Recently I watched the Sound of Music for the first time in many years. I’ll always remember my first viewing of the film – after Charles and Di’s wedding in July 1981. We watched the ‘wedding of the century’ then all sat and watched The Sound of Music as a family. Perfect.
And it’s hard to beat the scene at the end of the film, watching the family walking across the mountain-top to freedom. How lovely on the mountains are the feet of those bringing good news. Especially if they can sing close harmony as well.
In the case of the Von Trapp family, the good news was primarily personal – but here in today’s passage, the good news is altogether more universal.

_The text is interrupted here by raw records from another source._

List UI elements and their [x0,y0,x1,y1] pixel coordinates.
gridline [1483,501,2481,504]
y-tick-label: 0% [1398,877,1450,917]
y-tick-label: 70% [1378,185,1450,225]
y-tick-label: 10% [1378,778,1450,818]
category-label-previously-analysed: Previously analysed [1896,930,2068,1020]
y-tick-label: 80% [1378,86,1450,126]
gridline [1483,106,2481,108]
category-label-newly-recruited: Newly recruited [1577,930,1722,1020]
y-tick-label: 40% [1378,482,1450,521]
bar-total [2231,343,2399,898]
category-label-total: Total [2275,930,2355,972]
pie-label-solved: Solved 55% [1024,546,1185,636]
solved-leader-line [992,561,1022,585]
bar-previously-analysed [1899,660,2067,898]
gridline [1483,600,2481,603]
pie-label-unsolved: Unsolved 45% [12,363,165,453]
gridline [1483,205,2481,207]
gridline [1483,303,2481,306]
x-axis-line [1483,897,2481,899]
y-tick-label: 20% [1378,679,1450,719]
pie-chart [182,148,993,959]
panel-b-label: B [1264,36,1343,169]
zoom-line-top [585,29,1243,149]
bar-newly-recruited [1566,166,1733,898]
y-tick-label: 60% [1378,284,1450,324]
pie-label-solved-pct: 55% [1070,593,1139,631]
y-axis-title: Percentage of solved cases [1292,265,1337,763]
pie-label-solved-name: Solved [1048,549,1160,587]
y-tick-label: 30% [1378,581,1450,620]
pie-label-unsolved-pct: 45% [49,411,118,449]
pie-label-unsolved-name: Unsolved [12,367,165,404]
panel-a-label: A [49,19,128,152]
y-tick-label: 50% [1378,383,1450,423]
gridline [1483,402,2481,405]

It’s likely that the latter chapters of Isaiah were written in the late 6th century, after Jerusalem had been conquered and destroyed by the Babylonian army – hence the reference to ‘ruins of Jerusalem’ in v9. Good news was in short supply. Where was hope?
Hope was coming. The watchmen would see it and find joy (v8). The ruins themselves would sing (v9). And over the mountains would come feet bringing good news (v7).
600 years later, those feet would announce the good news that the kingdom of God was near. Those feet would travel up the hillside to deliver the Beatitudes, to hear Peter’s confession of the Christ and to meet Moses and Elijah. But a short while later, those same feet would also climb Mount Moriah, carrying a cross lashed across their owner’s back.
God’s good news is sure, and true. But it’s more than ‘the hills are alive’, lovely as that is. It came at a great cost. As we’ll see tomorrow, its beauty lay in sacrifice. Peace was won the hard way.
Nevertheless, it remains good news – more than that, it’s still the best news I ever heard! And although it came after great waiting and at great cost, nothing is more true than the final words of the passage: all the ends of the earth will see the salvation of our God.
We are part of God’s big salvation story. Give thanks for those beautiful feet that brought good news to you.